C’est déjà fini de rire !… Nous n’avançons plus qu’avec beaucoup de peine. De tous côtés, nous sommes envahis par cette végétation que tous les explorateurs s’accordent à qualifier de luxuriante : nous plongeons dans une vraie mer de feuillages, nous fonçons dans un inextricable lacis de branches…
Par bonheur, la solide capote remplit glorieusement ses fonctions d’éperon, elle brise et arrache tous les obstacles : elle plie, mais ne rompt pas.
Bon ! voilà maintenant que nous marchons ventre à terre : cela ne signifie pas, hélas ! que nous dévorons l’espace, mais que la machine touche ! Elle se heurte à toutes les aspérités de ce sol inégal et raboteux. Tant et si bien qu’il faut s’arrêter et se résigner à lui frayer la route, puisqu’elle ne peut pas l’emporter.
Et nous nous transformons en terrassiers… Ah ! comme l’on comprend que ces modestes travailleurs aient élevé la grève à la hauteur d’une institution… Encore ignorent-ils la rigueur implacable de cette atmosphère qui règne dans l’ombre chaude de la forêt. Ici le sabotage est interdit : et nous nous escrimons de notre mieux avec notre arsenal de pelles et de pioches.
Enfin ! la voie est ouverte ! Hervé de Bernis, ruisselant et joyeux, sifflote un air allègre… il appelle cela siffler au disque.
Nous remettons en marche… Pas pour longtemps !

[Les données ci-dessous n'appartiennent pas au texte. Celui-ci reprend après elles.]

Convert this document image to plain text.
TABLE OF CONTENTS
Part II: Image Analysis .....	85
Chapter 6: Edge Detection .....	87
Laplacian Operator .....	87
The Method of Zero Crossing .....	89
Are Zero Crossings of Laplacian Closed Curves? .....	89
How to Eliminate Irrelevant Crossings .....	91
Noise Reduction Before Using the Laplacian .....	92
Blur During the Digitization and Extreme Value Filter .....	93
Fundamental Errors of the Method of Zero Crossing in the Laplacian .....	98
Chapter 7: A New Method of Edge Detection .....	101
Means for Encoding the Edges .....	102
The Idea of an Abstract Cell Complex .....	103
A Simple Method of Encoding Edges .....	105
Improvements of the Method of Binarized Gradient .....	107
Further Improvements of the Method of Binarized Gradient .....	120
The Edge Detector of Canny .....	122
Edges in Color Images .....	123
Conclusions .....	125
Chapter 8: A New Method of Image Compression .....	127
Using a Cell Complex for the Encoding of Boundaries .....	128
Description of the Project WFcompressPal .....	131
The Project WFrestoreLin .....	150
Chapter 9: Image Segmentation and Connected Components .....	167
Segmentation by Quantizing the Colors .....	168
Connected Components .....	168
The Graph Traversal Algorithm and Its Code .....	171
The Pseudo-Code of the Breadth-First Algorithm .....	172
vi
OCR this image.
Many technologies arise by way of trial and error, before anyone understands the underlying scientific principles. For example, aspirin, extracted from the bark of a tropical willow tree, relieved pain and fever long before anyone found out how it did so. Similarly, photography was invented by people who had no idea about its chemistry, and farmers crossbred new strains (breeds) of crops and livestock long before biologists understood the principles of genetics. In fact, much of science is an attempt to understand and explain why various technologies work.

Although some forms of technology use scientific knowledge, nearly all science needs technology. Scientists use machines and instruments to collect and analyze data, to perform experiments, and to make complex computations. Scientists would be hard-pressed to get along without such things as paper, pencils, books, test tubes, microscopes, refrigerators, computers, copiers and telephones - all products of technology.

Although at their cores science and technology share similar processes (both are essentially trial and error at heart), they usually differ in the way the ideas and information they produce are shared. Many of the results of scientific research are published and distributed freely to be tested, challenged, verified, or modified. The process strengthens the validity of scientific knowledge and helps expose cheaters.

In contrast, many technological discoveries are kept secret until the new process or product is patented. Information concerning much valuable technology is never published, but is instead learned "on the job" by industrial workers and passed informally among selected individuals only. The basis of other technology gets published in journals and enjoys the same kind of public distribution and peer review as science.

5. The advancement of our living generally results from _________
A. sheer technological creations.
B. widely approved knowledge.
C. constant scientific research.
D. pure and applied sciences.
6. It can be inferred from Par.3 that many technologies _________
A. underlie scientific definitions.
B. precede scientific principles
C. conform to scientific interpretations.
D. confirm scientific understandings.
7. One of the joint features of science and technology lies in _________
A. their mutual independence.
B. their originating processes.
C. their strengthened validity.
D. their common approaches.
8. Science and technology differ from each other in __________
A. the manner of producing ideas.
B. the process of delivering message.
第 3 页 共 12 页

Il nous faut bientôt faire connaissance avec un autre genre d’obstacle : l’enlisement ! Les roues se refusent obstinément à tourner dans le sable où la voiture s’enfonce jusque au-dessus des essieux.
De terrassiers, nous voilà devenus bûcherons. Dans la forêt qui nous enveloppe, nous coupons, taillons et abattons de menues branches feuillues. Cela fait un magnifique tapis d’une longueur de 200 mètres que nous étendons devant l’auto récalcitrante. Cet aimable procédé la décide à repartir.